By Michael D. Billok, Esq.
As a business owner or operator, there are always a half-dozen items that require your immediate attention, and then the dozens of other items on the “back burner” that you would like to get to when there is time–but there never seems to be time available.
Unless, of course, a back-burner item “blows up” and becomes a front-burner item, now requiring your immediate attention.
For small and mid-sized businesses, cybersecurity routinely is one such back-burner item, not getting the attention it deserves unless something does “blow up,” for example there is a hack, a data breach or some release of employee or customer personal information that now requires immediate attention. This is due to several common misconceptions about cybersecurity, such as:
• I’m small. I won’t be hacked or compromised. False.
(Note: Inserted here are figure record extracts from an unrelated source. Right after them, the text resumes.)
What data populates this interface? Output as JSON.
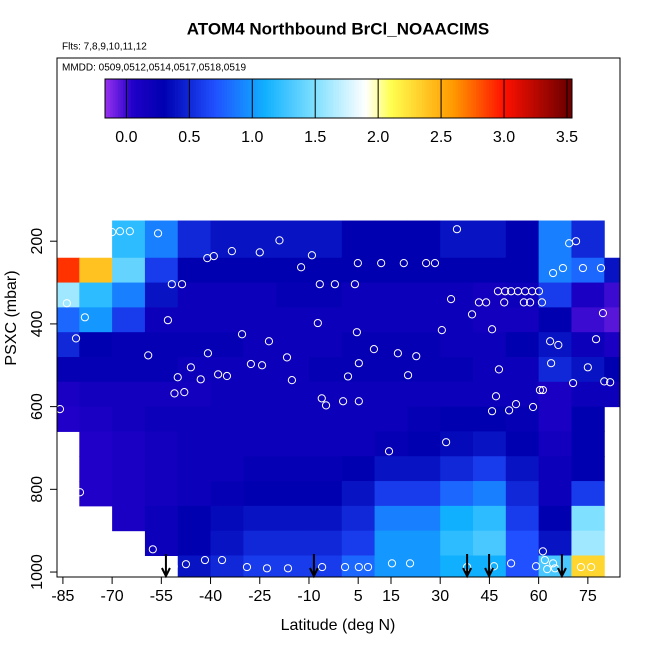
{
  "chart_data": {
    "type": "heatmap",
    "title": "ATOM4 Northbound BrCl_NOAACIMS",
    "subtitle": "Flts: 7,8,9,10,11,12",
    "annotation": "MMDD: 0509,0512,0514,0517,0518,0519",
    "xlabel": "Latitude (deg N)",
    "ylabel": "PSXC (mbar)",
    "xlim": [
      -86.8,
      84.8
    ],
    "xticks": [
      -85,
      -70,
      -55,
      -40,
      -25,
      -10,
      5,
      15,
      30,
      45,
      60,
      75
    ],
    "ylim": [
      1012,
      -243
    ],
    "yticks": [
      200,
      400,
      600,
      800,
      1000
    ],
    "x_edges": [
      -87,
      -80,
      -70,
      -60,
      -50,
      -40,
      -30,
      -20,
      -10,
      0,
      10,
      20,
      30,
      40,
      50,
      60,
      70,
      80,
      85
    ],
    "y_edges": [
      150,
      240,
      300,
      360,
      420,
      480,
      540,
      600,
      660,
      720,
      780,
      840,
      900,
      960,
      1012
    ],
    "values": [
      [
        null,
        1.9,
        1.2,
        0.9,
        0.5,
        0.4,
        0.4,
        0.4,
        0.4,
        0.3,
        0.3,
        0.3,
        0.4,
        0.4,
        0.3,
        0.9,
        0.5,
        null
      ],
      [
        2.9,
        2.4,
        1.4,
        0.6,
        0.3,
        0.3,
        0.3,
        0.3,
        0.3,
        0.3,
        0.3,
        0.3,
        0.3,
        0.3,
        0.3,
        0.9,
        0.8,
        0.4
      ],
      [
        1.6,
        1.2,
        0.9,
        0.4,
        0.2,
        0.2,
        0.2,
        0.25,
        0.25,
        0.2,
        0.2,
        0.2,
        0.2,
        0.15,
        0.2,
        0.6,
        0.1,
        0.0
      ],
      [
        0.8,
        1.0,
        0.6,
        0.2,
        0.2,
        0.2,
        0.2,
        0.2,
        0.2,
        0.2,
        0.2,
        0.2,
        0.2,
        0.15,
        0.15,
        0.3,
        0.0,
        -0.05
      ],
      [
        0.5,
        0.3,
        0.25,
        0.25,
        0.25,
        0.25,
        0.2,
        0.2,
        0.2,
        0.25,
        0.25,
        0.25,
        0.2,
        0.2,
        0.3,
        0.4,
        0.2,
        0.1
      ],
      [
        0.25,
        0.25,
        0.25,
        0.25,
        0.2,
        0.2,
        0.2,
        0.2,
        0.25,
        0.25,
        0.25,
        0.25,
        0.25,
        0.2,
        0.2,
        0.5,
        0.4,
        0.3
      ],
      [
        0.1,
        0.15,
        0.15,
        0.15,
        0.15,
        0.2,
        0.2,
        0.2,
        0.2,
        0.2,
        0.2,
        0.2,
        0.2,
        0.2,
        0.2,
        0.1,
        0.2,
        0.2
      ],
      [
        0.05,
        0.1,
        0.15,
        0.2,
        0.2,
        0.2,
        0.2,
        0.2,
        0.2,
        0.2,
        0.2,
        0.25,
        0.3,
        0.3,
        0.25,
        0.1,
        0.3,
        null
      ],
      [
        null,
        0.05,
        0.1,
        0.15,
        0.2,
        0.2,
        0.2,
        0.2,
        0.2,
        0.2,
        0.25,
        0.3,
        0.35,
        0.4,
        0.3,
        0.15,
        0.3,
        null
      ],
      [
        null,
        0.05,
        0.1,
        0.15,
        0.2,
        0.2,
        0.25,
        0.25,
        0.25,
        0.3,
        0.4,
        0.4,
        0.5,
        0.6,
        0.4,
        0.2,
        0.3,
        null
      ],
      [
        null,
        0.05,
        0.1,
        0.15,
        0.2,
        0.25,
        0.3,
        0.3,
        0.3,
        0.4,
        0.6,
        0.6,
        0.8,
        0.9,
        0.5,
        0.2,
        0.6,
        null
      ],
      [
        null,
        null,
        0.1,
        0.2,
        0.3,
        0.35,
        0.4,
        0.4,
        0.4,
        0.5,
        0.9,
        0.9,
        1.1,
        1.2,
        0.6,
        0.3,
        1.5,
        null
      ],
      [
        null,
        null,
        null,
        0.2,
        0.3,
        0.4,
        0.5,
        0.5,
        0.5,
        0.6,
        1.0,
        1.0,
        1.2,
        1.3,
        0.7,
        0.4,
        1.6,
        null
      ],
      [
        null,
        null,
        null,
        null,
        0.4,
        0.5,
        0.6,
        0.6,
        0.6,
        0.8,
        1.0,
        1.0,
        1.1,
        1.1,
        0.7,
        1.3,
        2.3,
        null
      ]
    ],
    "points": {
      "x": [
        -84.4,
        -72.8,
        -70,
        -67.6,
        -64.6,
        -56,
        -83.8,
        -78.3,
        -81,
        -59,
        -53,
        -51.8,
        -48.7,
        -51,
        -48,
        -50,
        -46,
        -43,
        -40.8,
        -37.7,
        -41,
        -39,
        -35,
        -33.5,
        -30.4,
        -27.7,
        -24.3,
        -25,
        -22.2,
        -19,
        -16.7,
        -15.2,
        -12.4,
        -9.1,
        -7.3,
        -6.7,
        -6.1,
        -4.8,
        -2.1,
        0.4,
        1.9,
        4,
        5.2,
        4.9,
        5.2,
        4.6,
        9.8,
        12,
        14.4,
        17.1,
        18.9,
        20.2,
        22.7,
        25.7,
        28.4,
        30.5,
        31.8,
        35.1,
        33.3,
        39.7,
        41.8,
        44,
        45.8,
        47.6,
        47.9,
        49.8,
        51.6,
        53.7,
        55.9,
        58,
        60.1,
        61,
        49.5,
        55.5,
        57.4,
        47,
        45.8,
        51,
        53.1,
        58.3,
        60.4,
        61.3,
        63.8,
        64.4,
        67.4,
        69.3,
        71.4,
        73.5,
        79,
        70.5,
        75,
        80,
        81.8,
        77.5,
        79.6,
        63.5,
        66,
        -57.6,
        -47.5,
        -41.7,
        -36.5,
        -28.9,
        -22.8,
        -16.4,
        -6,
        1,
        5.2,
        8,
        15.3,
        20.8,
        38.2,
        46.4,
        51.6,
        59.2,
        61.3,
        61.9,
        64.4,
        62.6,
        65,
        72.9,
        76,
        -85.9,
        -79.8,
        -51.2
      ],
      "y": [
        205,
        198,
        178,
        176,
        176,
        181,
        350,
        384,
        435,
        476,
        391,
        304,
        304,
        568,
        565,
        529,
        505,
        534,
        471,
        522,
        241,
        236,
        526,
        224,
        425,
        497,
        500,
        227,
        442,
        198,
        481,
        536,
        263,
        234,
        398,
        304,
        580,
        597,
        304,
        587,
        527,
        304,
        495,
        253,
        587,
        420,
        461,
        253,
        708,
        471,
        253,
        524,
        478,
        253,
        253,
        415,
        686,
        171,
        340,
        377,
        348,
        348,
        413,
        321,
        510,
        321,
        321,
        321,
        321,
        321,
        321,
        348,
        348,
        348,
        348,
        575,
        611,
        609,
        594,
        601,
        560,
        560,
        495,
        277,
        265,
        205,
        200,
        265,
        265,
        543,
        505,
        539,
        541,
        437,
        374,
        442,
        451,
        945,
        981,
        971,
        971,
        988,
        991,
        991,
        988,
        988,
        988,
        988,
        979,
        979,
        988,
        986,
        979,
        986,
        950,
        971,
        979,
        993,
        991,
        988,
        988,
        606,
        807,
        986
      ],
      "color": "#ffffff"
    },
    "arrows": [
      -53.6,
      -8.5,
      38.2,
      44.9,
      67.1
    ],
    "colorbar": {
      "lim": [
        -0.17,
        3.54
      ],
      "ticks": [
        {
          "value": 0,
          "label": "0.0"
        },
        0.5,
        {
          "value": 1,
          "label": "1.0"
        },
        1.5,
        {
          "value": 2,
          "label": "2.0"
        },
        2.5,
        {
          "value": 3,
          "label": "3.0"
        },
        3.5
      ],
      "stops": [
        [
          -0.17,
          "#9a30f0"
        ],
        [
          0.05,
          "#2000c8"
        ],
        [
          0.3,
          "#0000b0"
        ],
        [
          0.7,
          "#2050ff"
        ],
        [
          1.1,
          "#10b0ff"
        ],
        [
          1.5,
          "#80e0ff"
        ],
        [
          1.9,
          "#ffffff"
        ],
        [
          2.1,
          "#ffff50"
        ],
        [
          2.6,
          "#ff9900"
        ],
        [
          3.0,
          "#ff1000"
        ],
        [
          3.5,
          "#700000"
        ]
      ]
    }
  }
}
Larger organizations have spent the past several years improving their cyber defenses to make it more difficult to access their data. As a result, hackers look to smaller organizations with less resources available to buttress their defenses as a jumping-off point to access larger organizations. Remember the national-news data breach at Target that occurred two years ago? Hackers didn’t directly “target” Target. They first hacked into an HVAC subcontractor’s network, and after compromising the subcontractor’s system they were then able to hack into Target utilizing the subcontractor’s access to Target’s network.
• I'm not a hospital or a bank, so there aren't any cybersecurity laws that apply to me. False.
Granted, hospitals and banks have plenty of state and federal regulations–such as HIPAA and the Gramm-Leach-Bliley Act–to keep them occupied on the cybersecurity front. But all companies have a number of cybersecurity obligations of which they may not be aware. For example, companies have an obligation under the New York General Business Law to keep employees' social security numbers secure.
Beyond that, the Federal Trade Commission takes the position that all companies must take reasonable measures to safeguard customers' personal and financial information–a company that does not do so will find itself defending against an unfair trade practice charge. And a company that issues "privacy notices" to consumers that does not actually adhere to its privacy notice can likewise find itself on the receiving end of a deceptive trade practice charge.
Simply put, every employer has personal information of its employees, and personal (and possibly financial) information of its customers. As a result, every employer has cybersecurity obligations under the law.
• Most of these incidents are caused by skilled hackers. False.
According to numerous surveys, including a recent one conducted by the Association of Corporate Counsel, the top cause of cybersecurity incidents and data breaches is not hackers–it's employees. Your 100-employee company could have an attacker send a "phishing" email that looks legitimate, but has a link with embedded malware. And while you could have a 99 percent success rate of your employees deleting the email and not clicking the link, all it takes is a single employee clicking the link for your organization's systems to be laid open to the world.
There are numerous other scenarios in which employees play prominent roles in data breaches: losing laptops or cell phones with personal information; transmitting personal data over unsecure networks; or continuing to access the company's information after they have departed, if their access rights are not shut off at separation. Employees are the company's first line of defense, and thus a company's largest cybersecurity vulnerability.
• If it's going to happen, it's going to happen. There's not much I can do. False.
While it is true that no system is impregnable, there is a difference between a house with its front door wide open, and a house with doors and windows barricaded and surrounded by a moat. There is no reason to leave the front door open for those who prowl the Internet for open access points, and there are many ways companies leave that front door open, such as not constantly updating firewall and antivirus software (or incredibly, not having it at all), or not tracking who can access their system to ensure that only authorized users have such access.
There are simple, low-cost measures the company can institute that will close the front door, leaving a hacker to wander off to find some other network with an open front door.
• My insurance will cover it. False.
The actual answer is "maybe." Whether your insurance will cover cybersecurity incidents depends on your policy and the particulars of the incident, but would you like to know this fact before or after a data breach occurs?
The reason that "cybersecurity policies" are skyrocketing in number is because many general policies do not cover cybersecurity incidents, or do not cover cybersecurity incidents caused by employee activity such as clicking on the link in the phishing email, or wiring the money to the account that the "CFO"–in reality a hacker with a spoofed email address of the company's CFO–asked the employee to send.
The threat, as they say, is real. Ignoring it, or relying upon probabilities or the law of averages is no longer an option for employers. This issue will move to the front burner sooner rather than later. Now go be safe in the cyberworld.
Billok is an attorney with Bond, Schoeneck & King, who practices labor and employment law, as well as co-chairs the firm's Cybersecurity and Data Privacy practice group.